Lung function abnormalities, both at rest and during exercise, are frequently observed in patients with chronic heart failure (HF), also in absence of respiratory disease. It has been documented that, in HF, chronic adrenergic stimulation down-regulates β-adrenoceptors (β-ARs) and modifies airway relaxant responses. This study was designed to investigate in an animal model of HF whether a treatment with a β-AR blocker, metoprolol, could modify the altered airway hyperresponsiveness. In rats, randomly assigned to 3 experimental groups sham-operated rats (SH), rats with HF induced by left anterior descending coronaric occlusion (HF n = 10), and rats treated with metoprolol 100 mg/kg/die (MET = 10), HF was evaluated after 10 weeks and resulted in increases in plasma norepinephrine and epinephrine and left ventricular end diastolic pressure. β2-ARs and G-protein-βAR2-kinase (GRK2) mRNA levels were determined by real time reverse transcriptase PCR. Carbachol-precontracted isolated tracheal rings were used to functionally assess airway smooth muscle relaxation. In pulmonary tissues, β2-AR mRNA level was significantly decreased in HF groups (-48.73 ± 5.18%, P < 0.01); in the same groups the GRK2 mRNA-levels were significantly enhanced (+222.50 ± 6.13%, P < 0.001); in lung deriving from MET groups the levels of mRNA were significantly increased (+339.86 ± 11.26%, P < 0.001), while the GRK2 mRNA-levels unchanged (-59.02 ± 3.97%, P < 0.001), when compared to SH groups.

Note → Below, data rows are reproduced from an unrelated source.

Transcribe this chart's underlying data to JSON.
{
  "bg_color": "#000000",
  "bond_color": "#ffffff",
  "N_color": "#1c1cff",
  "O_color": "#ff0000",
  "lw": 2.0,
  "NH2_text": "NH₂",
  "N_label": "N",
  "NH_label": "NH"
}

Relaxation of tracheal strips in response to salbutamol was significantly reduced in HF groups; in tracheal rings, deriving from MET groups, the relaxant effects of salbutamol were significantly enhanced (SH, Emax: 34.87 ± 2.98%, pD2: 7.45 ± 0.27; HF, Emax: 34.87 ± 2.98%, pD2: 7.45 ± 0.27; MET, Emax: 85.43 ± 6.80%, pD2: 6.95 ± 0.59, P < 0.001). In HF, the down-regulation of pulmonary β-ARs results in a significant attenuation of airway relaxation. These effects have been reversed by a treatment with metoprolol, suggesting a potential role of β-AR blockers in the treatment of patients suffering from HF and chronic obstructive airway diseases.

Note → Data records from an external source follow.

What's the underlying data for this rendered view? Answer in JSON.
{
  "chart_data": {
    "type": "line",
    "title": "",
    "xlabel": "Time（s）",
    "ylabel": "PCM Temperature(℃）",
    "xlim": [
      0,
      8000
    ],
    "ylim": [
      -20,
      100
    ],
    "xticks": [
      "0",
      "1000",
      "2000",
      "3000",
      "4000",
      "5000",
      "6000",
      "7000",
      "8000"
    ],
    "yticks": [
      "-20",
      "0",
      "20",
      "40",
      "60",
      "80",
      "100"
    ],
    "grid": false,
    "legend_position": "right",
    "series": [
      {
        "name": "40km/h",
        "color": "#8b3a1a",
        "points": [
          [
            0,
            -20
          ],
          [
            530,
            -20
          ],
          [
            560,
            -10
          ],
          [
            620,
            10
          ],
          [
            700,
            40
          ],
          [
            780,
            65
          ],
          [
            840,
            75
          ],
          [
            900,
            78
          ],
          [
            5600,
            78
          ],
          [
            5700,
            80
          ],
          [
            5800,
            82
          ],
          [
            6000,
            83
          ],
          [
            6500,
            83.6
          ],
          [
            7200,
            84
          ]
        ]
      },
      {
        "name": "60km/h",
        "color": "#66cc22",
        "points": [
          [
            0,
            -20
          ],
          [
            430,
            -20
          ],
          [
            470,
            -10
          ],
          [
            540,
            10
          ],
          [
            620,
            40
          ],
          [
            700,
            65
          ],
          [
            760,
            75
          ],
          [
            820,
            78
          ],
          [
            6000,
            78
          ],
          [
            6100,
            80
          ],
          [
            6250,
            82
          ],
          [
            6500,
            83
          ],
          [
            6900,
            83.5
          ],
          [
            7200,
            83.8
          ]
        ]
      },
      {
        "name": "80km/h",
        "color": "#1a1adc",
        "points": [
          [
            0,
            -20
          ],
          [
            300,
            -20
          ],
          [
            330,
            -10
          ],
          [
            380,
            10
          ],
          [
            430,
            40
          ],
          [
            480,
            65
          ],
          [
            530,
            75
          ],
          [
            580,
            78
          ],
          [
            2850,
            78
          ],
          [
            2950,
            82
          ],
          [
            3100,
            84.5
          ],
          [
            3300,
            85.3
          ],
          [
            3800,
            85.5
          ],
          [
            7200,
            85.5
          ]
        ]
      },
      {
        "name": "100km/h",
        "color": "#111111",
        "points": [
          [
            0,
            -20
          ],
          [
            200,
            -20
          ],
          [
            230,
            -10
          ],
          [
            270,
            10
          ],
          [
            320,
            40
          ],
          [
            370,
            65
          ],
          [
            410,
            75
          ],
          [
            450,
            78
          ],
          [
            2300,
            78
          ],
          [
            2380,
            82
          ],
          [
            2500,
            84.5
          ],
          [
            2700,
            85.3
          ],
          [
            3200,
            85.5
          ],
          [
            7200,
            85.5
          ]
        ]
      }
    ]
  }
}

在慢性心力衰竭(HF)患者中,无论静息还是运动时,肺部功能异常都很常见,即便不存在呼吸系统疾病。有文献记载,在HF中,慢性肾上腺素能刺激会下调β-肾上腺素能受体(β-ARs)并改变气道舒张反应。本研究旨在通过HF动物模型研究β-AR阻滞剂美托洛尔治疗是否能改变气道高反应性的改变。将大鼠随机分为3组:假手术大鼠(SH)、左冠状动脉前降支闭塞诱导HF的大鼠(HF,n = 10)以及用美托洛尔100mg/kg/天治疗的大鼠(MET = 10),10周后评估HF情况,结果显示血浆去甲肾上腺素和肾上腺素以及左心室舒张末期压力升高。通过实时逆转录聚合酶链反应测定β2-ARs和G蛋白-βAR2激酶(GRK2)的mRNA水平。使用卡巴胆碱预收缩的离体气管环功能评估气道平滑肌舒张。在肺组织中,HF组β2-AR mRNA水平显著降低(-48.73±5.18%,P < 0.01);在同一组中,GRK2 mRNA水平显著升高(+222.50±6.13%,P < 0.001);与SH组相比,MET组肺组织中mRNA水平显著升高(+339.86±11.26%,P < 0.001),而GRK2 mRNA水平未改变(-59.02±3.97%,P < 0.001)。HF组对沙丁胺醇的气管条舒张反应显著降低;在MET组的气管环中,沙丁胺醇的舒张作用显著增强(SH,Emax:34.87±2.98%,pD2:7.45±0.27;HF,Emax:34.87±2.98%,pD2:7.45±0.27;MET,Emax:85.43±6.80%,pD2:6.95±0.59,P < 0.001)。在HF中,肺β-ARs的下调导致气道舒张显著减弱。美托洛尔治疗可逆转这些效应,提示β-AR阻滞剂在治疗HF和慢性阻塞性气道疾病患者中可能具有潜在作用。